At the time, Mr. Ri had suffered a jawbone injury after a bullet pierced his chin, while Mr. Baek, whose hands were wrapped in bandages, became known worldwide through released images. In February of the same year, People Power Party lawmaker Yu Yongwon met with the two men. During that meeting, they expressed their intention to defect, saying they "desperately want to go to South Korea."
On the broadcast, Mr. Ri said, "I am firmly determined to go to South Korea," but added, "I keep wondering whether I can really go there.
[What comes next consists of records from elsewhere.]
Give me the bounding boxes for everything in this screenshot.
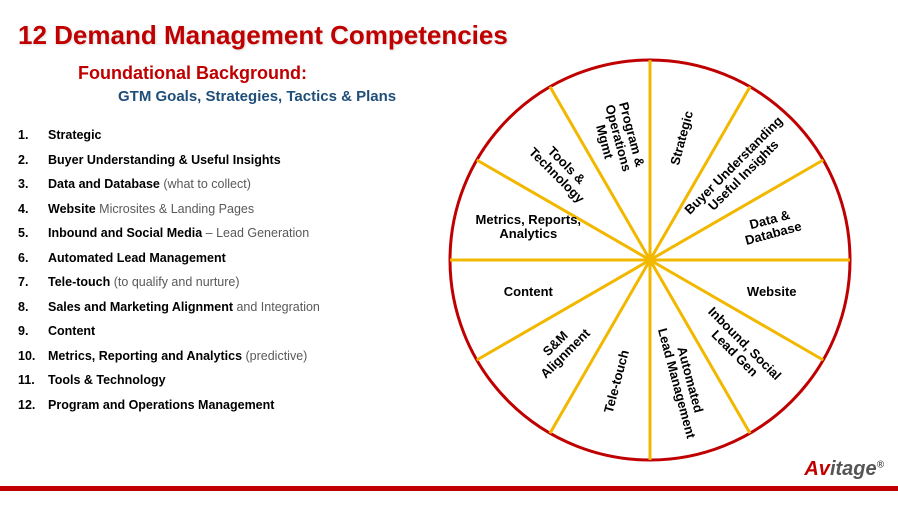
wedge-label-line: Content [504, 284, 554, 299]
list-item-number: 2. [18, 154, 48, 167]
list-item-bold: Program and Operations Management [48, 398, 274, 412]
list-item-number: 7. [18, 276, 48, 289]
list-item-light: (to qualify and nurture) [110, 275, 239, 289]
list-item-number: 10. [18, 350, 48, 363]
footer-bar [0, 486, 898, 491]
list-item-bold: Website [48, 202, 96, 216]
list-item-number: 5. [18, 227, 48, 240]
list-item-bold: Metrics, Reporting and Analytics [48, 349, 242, 363]
competency-wheel: StrategicBuyer UnderstandingUseful Insig… [440, 50, 860, 470]
list-item-light: and Integration [233, 300, 320, 314]
wedge-label-line: Website [747, 284, 797, 299]
list-item-bold: Data and Database [48, 177, 160, 191]
wedge-label: Website [747, 284, 797, 299]
logo-mark: ® [877, 459, 884, 470]
list-item-light: – Lead Generation [202, 226, 309, 240]
list-item-number: 3. [18, 178, 48, 191]
list-item-bold: Tools & Technology [48, 373, 166, 387]
list-item-bold: Strategic [48, 128, 102, 142]
list-item-number: 11. [18, 374, 48, 387]
list-item-bold: Inbound and Social Media [48, 226, 202, 240]
list-item-bold: Tele-touch [48, 275, 110, 289]
wedge-label: Content [504, 284, 554, 299]
list-item-light: (what to collect) [160, 177, 251, 191]
list-item-number: 1. [18, 129, 48, 142]
list-item-bold: Buyer Understanding & Useful Insights [48, 153, 281, 167]
logo-suffix: itage [830, 458, 877, 480]
wedge-label-line: Metrics, Reports, [476, 212, 581, 227]
list-item-number: 4. [18, 203, 48, 216]
list-item-light: (predictive) [242, 349, 307, 363]
list-item-number: 6. [18, 252, 48, 265]
footer-logo: Avitage® [804, 458, 884, 481]
list-item-light: Microsites & Landing Pages [96, 202, 254, 216]
wedge-label-line: Analytics [499, 226, 557, 241]
list-item-number: 8. [18, 301, 48, 314]
logo-prefix: Av [804, 458, 830, 480]
page-title: 12 Demand Management Competencies [0, 0, 898, 51]
list-item-bold: Content [48, 324, 95, 338]
list-item-bold: Automated Lead Management [48, 251, 226, 265]
list-item-bold: Sales and Marketing Alignment [48, 300, 233, 314]
list-item-number: 12. [18, 399, 48, 412]
list-item-number: 9. [18, 325, 48, 338]
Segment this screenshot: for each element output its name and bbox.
Even so, my desire is earnest," he confessed.
"I worry something may have happened to my mother because of me... Becoming a prisoner is treason"
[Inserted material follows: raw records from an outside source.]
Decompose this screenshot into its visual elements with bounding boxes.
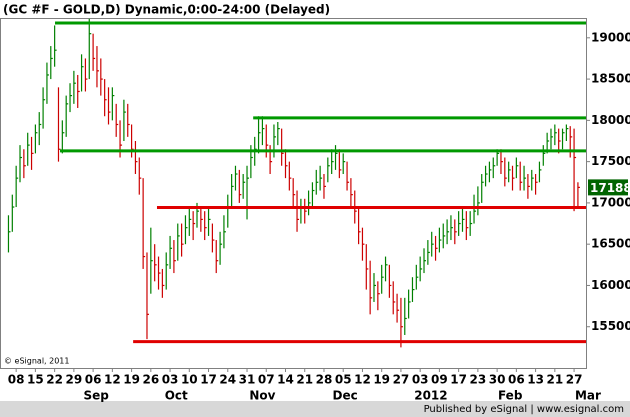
x-tick-label: 19 xyxy=(373,373,390,387)
x-tick-label: 03 xyxy=(162,373,179,387)
x-tick-label: 23 xyxy=(470,373,487,387)
x-tick-label: 03 xyxy=(412,373,429,387)
last-price-box xyxy=(588,179,628,196)
x-tick-label: 10 xyxy=(181,373,198,387)
y-tick-label: 15500 xyxy=(591,319,630,333)
x-tick-label: 17 xyxy=(200,373,217,387)
footer-bar xyxy=(0,401,630,417)
month-label: Mar xyxy=(575,389,601,403)
x-tick-label: 21 xyxy=(546,373,563,387)
x-tick-label: 07 xyxy=(258,373,275,387)
x-tick-label: 27 xyxy=(393,373,410,387)
x-tick-label: 21 xyxy=(296,373,313,387)
y-tick-label: 17000 xyxy=(591,195,630,209)
x-tick-label: 06 xyxy=(508,373,525,387)
x-tick-label: 09 xyxy=(431,373,448,387)
y-tick-label: 18000 xyxy=(591,113,630,127)
x-tick-label: 19 xyxy=(123,373,140,387)
last-price-label: 17188 xyxy=(590,181,630,195)
x-tick-label: 06 xyxy=(85,373,102,387)
x-tick-label: 12 xyxy=(104,373,121,387)
x-tick-label: 22 xyxy=(46,373,63,387)
y-tick-label: 17500 xyxy=(591,154,630,168)
x-tick-label: 24 xyxy=(219,373,236,387)
footer: Published by eSignal | www.esignal.com xyxy=(424,404,624,415)
x-tick-label: 28 xyxy=(316,373,333,387)
x-tick-label: 29 xyxy=(66,373,83,387)
month-label: Dec xyxy=(333,389,358,403)
month-label: Oct xyxy=(165,389,188,403)
y-tick-label: 18500 xyxy=(591,72,630,86)
x-tick-label: 12 xyxy=(354,373,371,387)
x-tick-label: 15 xyxy=(27,373,44,387)
month-label: Nov xyxy=(249,389,275,403)
y-tick-label: 19000 xyxy=(591,30,630,44)
x-tick-label: 30 xyxy=(489,373,506,387)
month-label: Sep xyxy=(84,389,110,403)
month-label: 2012 xyxy=(414,389,447,403)
x-tick-label: 27 xyxy=(566,373,583,387)
x-tick-label: 08 xyxy=(8,373,25,387)
x-tick-label: 17 xyxy=(450,373,467,387)
month-label: Feb xyxy=(498,389,523,403)
chart-title: (GC #F - GOLD,D) Dynamic,0:00-24:00 (Del… xyxy=(3,3,330,17)
x-tick-label: 13 xyxy=(527,373,544,387)
y-tick-label: 16000 xyxy=(591,278,630,292)
copyright: © eSignal, 2011 xyxy=(4,357,69,366)
x-tick-label: 14 xyxy=(277,373,294,387)
x-tick-label: 26 xyxy=(142,373,159,387)
y-tick-label: 16500 xyxy=(591,237,630,251)
x-tick-label: 05 xyxy=(335,373,352,387)
x-tick-label: 31 xyxy=(239,373,256,387)
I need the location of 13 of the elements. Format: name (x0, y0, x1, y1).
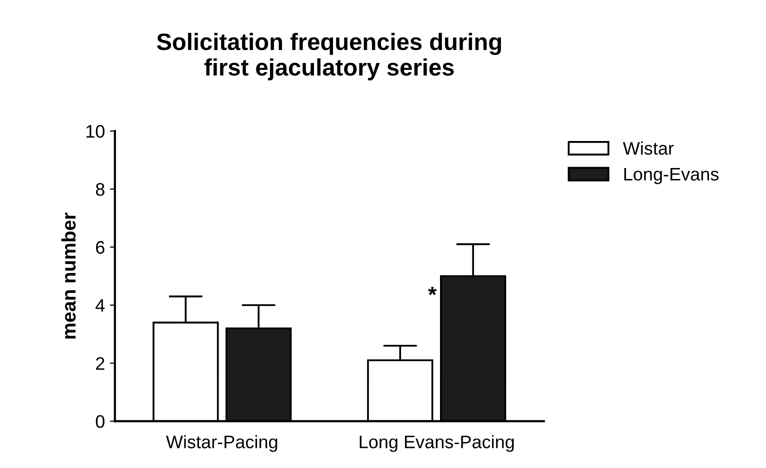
y-tick-label: 10 (86, 124, 104, 138)
y-tick-label: 2 (96, 357, 104, 370)
annotation: * (428, 286, 437, 296)
x-tick-label: Wistar-Pacing (166, 435, 278, 452)
chart-title: Solicitation frequencies during first ejaculatory series (156, 32, 501, 80)
y-tick-label: 0 (96, 415, 104, 428)
x-tick-label: Long Evans-Pacing (360, 435, 514, 452)
y-tick-label: 8 (96, 183, 104, 196)
legend-label: Long-Evans (624, 168, 719, 184)
y-tick-label: 4 (96, 299, 105, 312)
legend-label: Wistar (622, 141, 674, 155)
y-tick-label: 6 (96, 241, 104, 254)
y-axis-title: mean number (61, 212, 76, 339)
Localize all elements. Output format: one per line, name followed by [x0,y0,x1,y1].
He went on, "I just feel so uncomfortable, being alive," and continued, "I don't even know if my mother is still alive now. I worry that something bad may have happened to her because of me, that she gave birth to someone like me for nothing. Becoming a prisoner is like being a traitor. It's like betraying the country," he confided.
Mr. Ri also said, "Everyone else refused to be taken prisoner and blew themselves up, but I couldn't," adding, "If I had at least had a grenade, I could have died instead of becoming a prisoner. From now on, won't the regret of not dying back then come back a hundredfold?"
He recalled scenes from the war as well. "We were sent in last, and the ones who went before us were all killed," Mr. Ri said. "When I had only heard about the war, I didn't feel much pain emotionally. But after actually going out, fighting, and seeing people die, my thinking changed."
He continued, "I started to feel fear, and I kept thinking how pitiful and brutal it all was. I had never in my life witnessed such a bloody, savage battle," adding, "A comrade who went out ahead of me was killed when a suicide drone slammed into him. His head and chest were blown off completely."
Mr. Baek was wounded in a drone strike during combat and was left unattended for four days before being captured by the Armed Forces of Ukraine.
He said, "A soldier of the Democratic People's Republic of Korea (DPRK) cannot become a prisoner. The very fact of becoming a prisoner is a crime," and added, "If I go back to North Korea, I will not be able to survive."
He stressed that his parents do not know he was sent to the war, saying, "If my actions bring harm to my parents, wouldn't that make me an even more unfilial son?" and confessed, "I think it would be better to die cleanly."